Incomincia in questo modo, con la poesia dell’impegno, la stagione neorealista o di denuncia che trova massima espressione anche nel cinema. Una grande influenza sulla poesia italiana di questo periodo ha la poesia europea rappresentata soprattutto dall’angloamericano Eliot e dal francese Valery; Eliot  con la sua poesia allegorica influisce sicuramente su Montale che renderà la sua poesia, appunto, allegoria a partire dalle seconda raccolta de “Le occasioni” con le sue donne-simbolo.

Nel 1956 nasce la rivista “Officina”, per opera di Pasolini, Leonetti e Roversi, che si propone di opporsi sia al neorealismo che al Novecentismo, ovvero contro la tradizione lirico-simbolico-ermetica , proponendo lo sperimentalismo, forme di scrittura nuove. Esplode in tal senso l’Antologia “I Novissimi” che contiene poesie di Giuliani, Sanguineti, Balestrini. Nel 1963, a Palermo nasce il “Gruppo 63”, movimento di neoavanguardia  di cui fanno parte  illustre personalità: Guglielmi, ,Eco, Lombardi, Arbasino, Sanguineti, Leonetti, e altri.

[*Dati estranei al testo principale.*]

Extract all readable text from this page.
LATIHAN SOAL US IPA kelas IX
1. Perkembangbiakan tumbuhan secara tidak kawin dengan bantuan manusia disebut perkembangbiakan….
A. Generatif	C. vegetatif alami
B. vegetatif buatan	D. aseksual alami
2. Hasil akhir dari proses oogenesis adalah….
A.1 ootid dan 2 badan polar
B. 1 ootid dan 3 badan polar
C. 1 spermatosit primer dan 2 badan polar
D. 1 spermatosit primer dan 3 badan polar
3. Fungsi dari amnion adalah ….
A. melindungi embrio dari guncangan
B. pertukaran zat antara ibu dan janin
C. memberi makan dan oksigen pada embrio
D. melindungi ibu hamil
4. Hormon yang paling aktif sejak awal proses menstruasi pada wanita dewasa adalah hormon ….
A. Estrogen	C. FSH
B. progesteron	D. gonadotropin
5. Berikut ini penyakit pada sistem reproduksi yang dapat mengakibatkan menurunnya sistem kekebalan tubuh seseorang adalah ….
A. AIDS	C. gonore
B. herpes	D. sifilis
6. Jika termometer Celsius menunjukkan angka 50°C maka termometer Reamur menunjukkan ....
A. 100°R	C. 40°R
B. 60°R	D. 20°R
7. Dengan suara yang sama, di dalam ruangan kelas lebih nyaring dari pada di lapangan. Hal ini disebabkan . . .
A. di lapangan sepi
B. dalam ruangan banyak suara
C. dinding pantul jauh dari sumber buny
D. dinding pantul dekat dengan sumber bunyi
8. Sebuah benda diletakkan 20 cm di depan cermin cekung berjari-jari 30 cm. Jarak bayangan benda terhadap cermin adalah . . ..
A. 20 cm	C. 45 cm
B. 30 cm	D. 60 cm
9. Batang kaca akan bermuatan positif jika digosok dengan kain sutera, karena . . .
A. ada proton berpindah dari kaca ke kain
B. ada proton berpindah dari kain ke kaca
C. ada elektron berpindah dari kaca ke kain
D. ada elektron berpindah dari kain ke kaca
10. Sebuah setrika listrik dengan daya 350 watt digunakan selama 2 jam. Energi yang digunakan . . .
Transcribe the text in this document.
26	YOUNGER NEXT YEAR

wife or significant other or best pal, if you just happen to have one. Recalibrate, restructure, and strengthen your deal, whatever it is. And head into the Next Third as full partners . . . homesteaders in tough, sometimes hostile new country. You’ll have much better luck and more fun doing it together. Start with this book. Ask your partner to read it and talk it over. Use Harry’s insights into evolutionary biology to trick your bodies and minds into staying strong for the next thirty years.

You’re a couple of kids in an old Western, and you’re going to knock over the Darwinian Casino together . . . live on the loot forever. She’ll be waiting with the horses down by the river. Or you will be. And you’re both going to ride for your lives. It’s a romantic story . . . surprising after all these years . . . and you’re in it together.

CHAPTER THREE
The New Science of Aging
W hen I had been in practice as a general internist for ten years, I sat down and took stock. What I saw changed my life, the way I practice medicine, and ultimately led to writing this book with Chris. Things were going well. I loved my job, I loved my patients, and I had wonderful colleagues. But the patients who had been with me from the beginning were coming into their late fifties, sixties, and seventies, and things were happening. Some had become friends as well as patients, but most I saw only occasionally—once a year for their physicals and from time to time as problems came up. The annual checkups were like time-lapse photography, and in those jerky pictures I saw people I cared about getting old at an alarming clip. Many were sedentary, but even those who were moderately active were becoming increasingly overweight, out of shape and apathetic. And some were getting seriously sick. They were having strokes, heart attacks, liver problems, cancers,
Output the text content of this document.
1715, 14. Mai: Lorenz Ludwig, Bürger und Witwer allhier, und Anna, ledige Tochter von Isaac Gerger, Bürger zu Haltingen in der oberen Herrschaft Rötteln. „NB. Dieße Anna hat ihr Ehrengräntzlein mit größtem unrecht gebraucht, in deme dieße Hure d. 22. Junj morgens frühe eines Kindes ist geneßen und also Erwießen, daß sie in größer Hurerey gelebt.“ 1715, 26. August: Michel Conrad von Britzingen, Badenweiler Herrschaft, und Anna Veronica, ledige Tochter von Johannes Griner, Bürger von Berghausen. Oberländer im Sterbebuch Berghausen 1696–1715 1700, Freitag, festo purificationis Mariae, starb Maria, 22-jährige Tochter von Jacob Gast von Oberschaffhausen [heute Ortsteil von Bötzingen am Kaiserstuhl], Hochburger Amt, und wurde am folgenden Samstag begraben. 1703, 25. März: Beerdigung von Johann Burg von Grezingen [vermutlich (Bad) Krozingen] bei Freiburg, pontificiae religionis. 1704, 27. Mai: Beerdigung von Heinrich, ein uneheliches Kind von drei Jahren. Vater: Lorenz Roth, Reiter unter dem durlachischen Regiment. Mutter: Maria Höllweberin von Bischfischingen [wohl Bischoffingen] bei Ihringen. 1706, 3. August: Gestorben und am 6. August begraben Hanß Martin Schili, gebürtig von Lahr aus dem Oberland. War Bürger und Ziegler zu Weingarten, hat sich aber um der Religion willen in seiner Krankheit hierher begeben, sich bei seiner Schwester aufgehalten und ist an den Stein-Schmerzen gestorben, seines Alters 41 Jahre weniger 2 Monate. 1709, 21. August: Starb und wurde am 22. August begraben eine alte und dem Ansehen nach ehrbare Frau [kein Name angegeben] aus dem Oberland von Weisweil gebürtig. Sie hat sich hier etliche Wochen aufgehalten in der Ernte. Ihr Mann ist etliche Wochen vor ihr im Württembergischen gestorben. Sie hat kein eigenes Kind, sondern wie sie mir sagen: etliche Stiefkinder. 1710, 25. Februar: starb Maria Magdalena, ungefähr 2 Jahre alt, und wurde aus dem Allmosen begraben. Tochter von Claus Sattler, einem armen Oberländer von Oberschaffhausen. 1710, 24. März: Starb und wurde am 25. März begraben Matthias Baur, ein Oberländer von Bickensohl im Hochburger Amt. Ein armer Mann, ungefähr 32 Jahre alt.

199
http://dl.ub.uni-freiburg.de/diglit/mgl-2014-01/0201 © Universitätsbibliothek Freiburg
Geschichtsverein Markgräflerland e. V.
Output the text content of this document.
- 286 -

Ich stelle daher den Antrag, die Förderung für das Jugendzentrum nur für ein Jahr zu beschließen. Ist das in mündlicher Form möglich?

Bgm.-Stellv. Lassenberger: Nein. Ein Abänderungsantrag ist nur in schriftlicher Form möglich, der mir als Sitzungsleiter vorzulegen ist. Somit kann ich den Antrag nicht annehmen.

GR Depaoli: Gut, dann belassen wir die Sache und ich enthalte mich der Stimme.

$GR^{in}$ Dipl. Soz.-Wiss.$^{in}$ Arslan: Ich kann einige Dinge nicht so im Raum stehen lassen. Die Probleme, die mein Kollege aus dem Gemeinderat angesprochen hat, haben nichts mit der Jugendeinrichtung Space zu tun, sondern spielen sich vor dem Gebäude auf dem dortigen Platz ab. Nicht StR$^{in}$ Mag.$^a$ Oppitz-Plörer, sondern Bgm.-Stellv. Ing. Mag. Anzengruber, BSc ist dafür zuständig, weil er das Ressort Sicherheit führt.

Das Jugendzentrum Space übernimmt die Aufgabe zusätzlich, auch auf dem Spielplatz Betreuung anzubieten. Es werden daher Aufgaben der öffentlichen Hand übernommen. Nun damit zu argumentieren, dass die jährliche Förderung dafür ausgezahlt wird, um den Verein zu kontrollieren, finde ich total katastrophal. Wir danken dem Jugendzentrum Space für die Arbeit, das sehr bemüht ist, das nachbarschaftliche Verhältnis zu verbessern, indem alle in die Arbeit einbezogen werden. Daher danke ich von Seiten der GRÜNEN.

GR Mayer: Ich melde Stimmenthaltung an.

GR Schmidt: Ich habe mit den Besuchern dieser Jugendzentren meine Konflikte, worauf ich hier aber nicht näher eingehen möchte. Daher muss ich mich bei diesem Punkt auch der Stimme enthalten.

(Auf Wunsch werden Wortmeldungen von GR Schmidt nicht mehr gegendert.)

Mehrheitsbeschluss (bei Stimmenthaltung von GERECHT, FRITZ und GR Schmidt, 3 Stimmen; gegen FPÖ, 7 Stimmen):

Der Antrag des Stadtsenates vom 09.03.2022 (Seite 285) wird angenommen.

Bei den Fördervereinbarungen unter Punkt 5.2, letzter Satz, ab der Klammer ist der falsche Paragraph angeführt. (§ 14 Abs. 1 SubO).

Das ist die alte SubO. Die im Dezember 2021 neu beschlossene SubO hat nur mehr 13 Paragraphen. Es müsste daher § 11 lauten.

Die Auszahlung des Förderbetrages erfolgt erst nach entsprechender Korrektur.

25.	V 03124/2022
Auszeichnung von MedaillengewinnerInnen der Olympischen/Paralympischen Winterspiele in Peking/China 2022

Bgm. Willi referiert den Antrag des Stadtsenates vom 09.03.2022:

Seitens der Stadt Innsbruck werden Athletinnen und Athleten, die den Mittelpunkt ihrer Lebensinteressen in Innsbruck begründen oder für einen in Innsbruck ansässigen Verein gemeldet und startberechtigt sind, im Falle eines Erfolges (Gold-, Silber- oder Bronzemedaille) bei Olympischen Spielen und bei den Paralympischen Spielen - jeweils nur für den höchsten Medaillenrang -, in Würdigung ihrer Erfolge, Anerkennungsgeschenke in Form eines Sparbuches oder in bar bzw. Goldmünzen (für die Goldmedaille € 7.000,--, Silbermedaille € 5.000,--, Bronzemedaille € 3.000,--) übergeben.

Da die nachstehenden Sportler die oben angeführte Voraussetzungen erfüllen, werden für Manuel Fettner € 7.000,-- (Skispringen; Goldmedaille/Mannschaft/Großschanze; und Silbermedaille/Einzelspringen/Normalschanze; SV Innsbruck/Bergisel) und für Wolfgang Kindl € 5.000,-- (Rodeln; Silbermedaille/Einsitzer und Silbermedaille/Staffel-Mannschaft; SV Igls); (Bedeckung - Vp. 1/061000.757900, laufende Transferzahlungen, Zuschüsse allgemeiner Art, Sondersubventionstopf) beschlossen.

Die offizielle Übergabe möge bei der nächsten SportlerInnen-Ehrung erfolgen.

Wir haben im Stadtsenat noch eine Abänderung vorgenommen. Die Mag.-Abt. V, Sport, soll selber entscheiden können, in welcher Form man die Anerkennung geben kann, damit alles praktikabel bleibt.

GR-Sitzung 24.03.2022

«Gruppo 63 è una sigla di comodo di cui spiegheremo un po’ più avanti l’origine. Di fatto dietro a questa sigla c’era un movimento spontaneo suscitato da una vivace insofferenza per lo stato allora dominante delle cose letterarie: opere magari anche decorose ma per lo più prive di vitalità […]. Furono l’ultima fiammata del neorealismo in letteratura, fioca eco populista della grande stagione cinematografica dei Rossellini e dei De Sica». (Balestrini, Giuliani)

Mentre  Calvino  invita a non considerare la letteratura come l’unica forma di contestazione possibile , Vittorini sostiene che  il tema industriale deve entrare nelle poesie e nei romanzi. Tuttavia intorno al ‘74-‘75 la Neoavanguardia è  già conclusa, sostituita  dall’irrazionalismo nietzschiano/heidggeriano dei filosofi Vattimo e Cacciari. Il 1984 rappresenta un anno importante: a Palermo si svolge  un dibattito, titolato “Il senso della letteratura”dove affiora una tendenza, anche se minoritaria, espressionista e neoallegorica.

Molta fortuna hanno riscosso riscuotono anche i poeti stranieri in Italia come Neruda, Kahlil, Garcia Lorca, Pessoa, Prevert, Allan Poe, Thomas, Stevenson, Dickinson, Renard, Lee Masters, Eliot, Kerouac, Sarandaris, Apollinaire, e tanti altri.